Mathematics stood at the birth of computer science and since then it has always been in the core of almost all of its progress.

Discrete mathematics aims at understanding the aspects of the real world that are the most fundamental from the point of view of computer science. It studies such concepts as a set (e.g. a collection of data, resources, agents), relations and graphs (e.g. relationships among data or description of a communication), and operations over elements of a set (especially basic arithmetical operations and their generalization). The mathematical logic then gives means of expressing ideas and reasoning clearly and correctly and is, moreover, the foundation of "thinking of computers".

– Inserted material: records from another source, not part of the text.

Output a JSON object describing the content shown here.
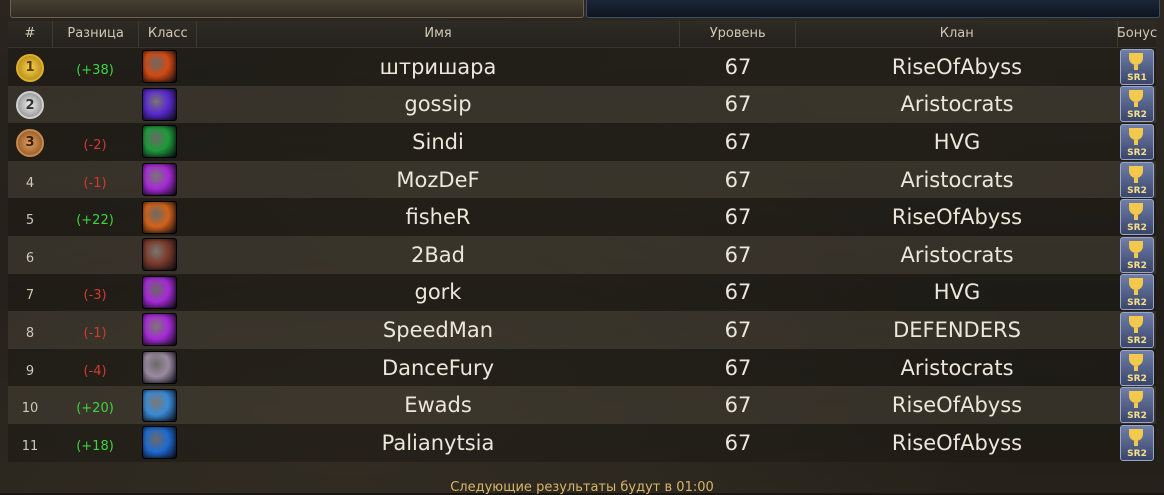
{
  "tabs": {
    "left": "",
    "right": ""
  },
  "headers": {
    "num": "#",
    "diff": "Разница",
    "cls": "Класс",
    "name": "Имя",
    "level": "Уровень",
    "clan": "Клан",
    "bonus": "Бонус"
  },
  "rows": [
    {
      "rank": "1",
      "medal": "gold",
      "diff": "(+38)",
      "dir": "up",
      "cls_color": "#d24a14",
      "name": "штришара",
      "level": "67",
      "clan": "RiseOfAbyss",
      "bonus": "SR1"
    },
    {
      "rank": "2",
      "medal": "silver",
      "diff": "",
      "dir": "",
      "cls_color": "#5a2ad0",
      "name": "gossip",
      "level": "67",
      "clan": "Aristocrats",
      "bonus": "SR2"
    },
    {
      "rank": "3",
      "medal": "bronze",
      "diff": "(-2)",
      "dir": "down",
      "cls_color": "#1e9a3a",
      "name": "Sindi",
      "level": "67",
      "clan": "HVG",
      "bonus": "SR2"
    },
    {
      "rank": "4",
      "medal": "",
      "diff": "(-1)",
      "dir": "down",
      "cls_color": "#a62ad6",
      "name": "MozDeF",
      "level": "67",
      "clan": "Aristocrats",
      "bonus": "SR2"
    },
    {
      "rank": "5",
      "medal": "",
      "diff": "(+22)",
      "dir": "up",
      "cls_color": "#d2621a",
      "name": "fisheR",
      "level": "67",
      "clan": "RiseOfAbyss",
      "bonus": "SR2"
    },
    {
      "rank": "6",
      "medal": "",
      "diff": "",
      "dir": "",
      "cls_color": "#7a3a2a",
      "name": "2Bad",
      "level": "67",
      "clan": "Aristocrats",
      "bonus": "SR2"
    },
    {
      "rank": "7",
      "medal": "",
      "diff": "(-3)",
      "dir": "down",
      "cls_color": "#a62ad6",
      "name": "gork",
      "level": "67",
      "clan": "HVG",
      "bonus": "SR2"
    },
    {
      "rank": "8",
      "medal": "",
      "diff": "(-1)",
      "dir": "down",
      "cls_color": "#a62ad6",
      "name": "SpeedMan",
      "level": "67",
      "clan": "DEFENDERS",
      "bonus": "SR2"
    },
    {
      "rank": "9",
      "medal": "",
      "diff": "(-4)",
      "dir": "down",
      "cls_color": "#9a8aa0",
      "name": "DanceFury",
      "level": "67",
      "clan": "Aristocrats",
      "bonus": "SR2"
    },
    {
      "rank": "10",
      "medal": "",
      "diff": "(+20)",
      "dir": "up",
      "cls_color": "#3a8ad6",
      "name": "Ewads",
      "level": "67",
      "clan": "RiseOfAbyss",
      "bonus": "SR2"
    },
    {
      "rank": "11",
      "medal": "",
      "diff": "(+18)",
      "dir": "up",
      "cls_color": "#1e6ad0",
      "name": "Palianytsia",
      "level": "67",
      "clan": "RiseOfAbyss",
      "bonus": "SR2"
    }
  ],
  "footer": "Следующие результаты будут в 01:00"
}
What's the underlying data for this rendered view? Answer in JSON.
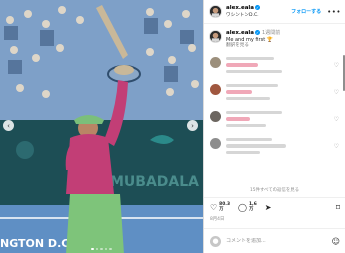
{
  "post": {
    "username": "alex.eala",
    "subtitle": "ワシントンD.C.",
    "follow_label": "フォローする",
    "more_label": "•••",
    "verified_mark": "✓"
  },
  "caption": {
    "username": "alex.eala",
    "time": "1週間前",
    "text": "Me and my first 🏆",
    "translate": "翻訳を見る"
  },
  "comments": {
    "view_replies": "15件すべての返信を見る"
  },
  "actions": {
    "like_count": "80.3",
    "like_unit": "万",
    "comment_count": "1,6",
    "comment_unit": "万"
  },
  "date": "8月4日",
  "add_comment": {
    "placeholder": "コメントを追加..."
  },
  "photo": {
    "banner_text": "MUBADALA",
    "court_text": "NGTON D.C."
  },
  "carousel": {
    "total": 5,
    "active": 1
  },
  "icons": {
    "prev": "‹",
    "next": "›",
    "heart": "♡",
    "comment": "◯",
    "share": "➤",
    "bookmark": "⌑",
    "emoji": "☺",
    "user": "●"
  },
  "colors": {
    "accent": "#0095f6",
    "kit": "#c23e76",
    "skirt": "#7ec47a"
  }
}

Generally speaking, discrete mathematics teaches the art of abstraction - how to apprehend the important aspects of a problem and work with them. It provides a common language for talking about those aspects precisely and effectively. Besides communication of ideas, it helps to structure thought into exactly defined notions and relationships, which is necessary when designing systems so large and complex as today's software and hardware.

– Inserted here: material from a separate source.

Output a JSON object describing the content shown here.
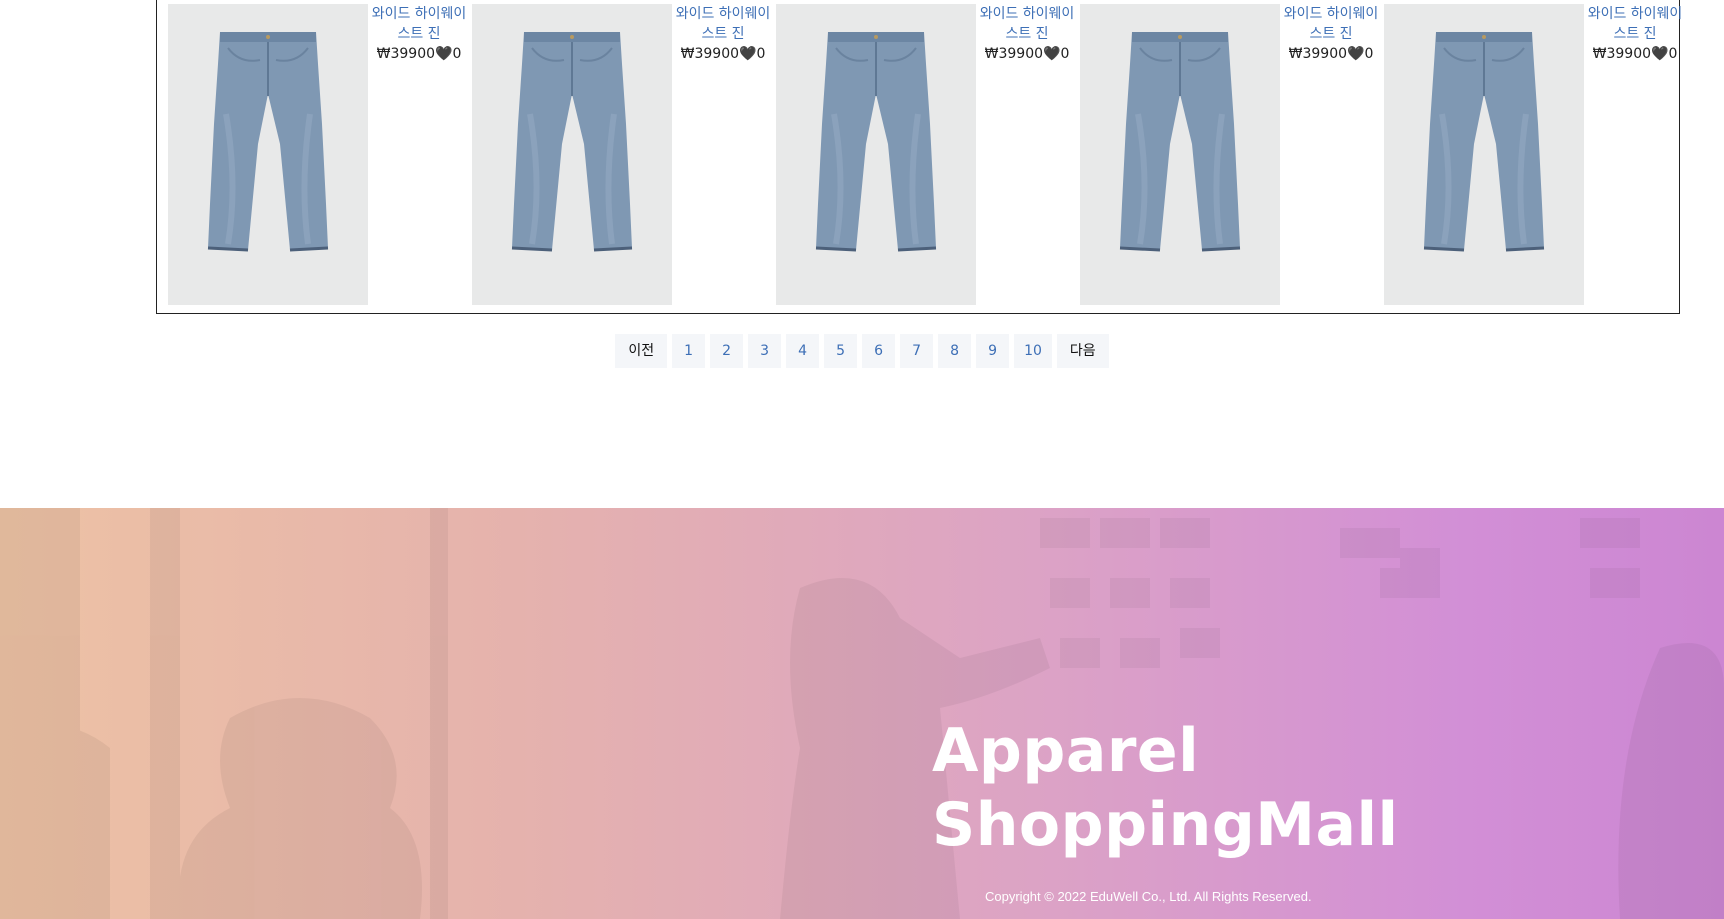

For example, discrete math gives the basic tools for expressing what a program does; what its data structures represent; how the amount of needed resources depends on the size of the input; how to specify and argue that a program does what it should do. Similarly essential uses can be found everywhere in computer science. One could say that a programmer without mathematics is similar to a piano player who cannot read notes: if he is talented, he can still succeed, but his options are limited, especially when it comes to solving complex problems.

In order to teach mathematical thinking to students, we emphasize practising mathematics by using it to solve problems - in the same way as programming can be only learnt through programming, mathematics also can be learnt only by doing it.

Secondary school mathematics.

1. The formal language of mathematics. Basic formalisms - statements, proofs, propositional and predicate logic.
2. Intuitive set concepts. Basic set operations. Cardinality. Sets of numbers. The principle of inclusion and exclusion.
3. Proof techniques.
4. Binary relations, their properties and composition.
5. Reflective, symmetric, and transitive closure. Equivalences and partitions.
6. Partially ordered sets, lattices. Hasse diagrams. Mappings.
7. Basic concepts of graph theory. Graph Isomorphism, trees, trails, tours, and Eulerian graphs.
8. Finding the shortest path, Dijkstra's algorithm. Minimum spanning tree problem. Kruskal's and Jarnik's algorithms. Planar graphs.
9. Directed graphs.
10. Binary operations and their properties.
11. Algebras with one operation, groups.
12. Congruences and morphisms.
13. Algebras with two operations, lattices as algebras. Boolean algebras.

Examples at tutorials are chosen to complement suitably the lectures.

Written tests during the semester (maximum 20 points). Classes are compulsory. Presence at lectures will not be controlled, absence at numerical classes has to be excused.

The condition for receiving the credit is obtaining at least 8 points from the tests during the semester and active work at classes.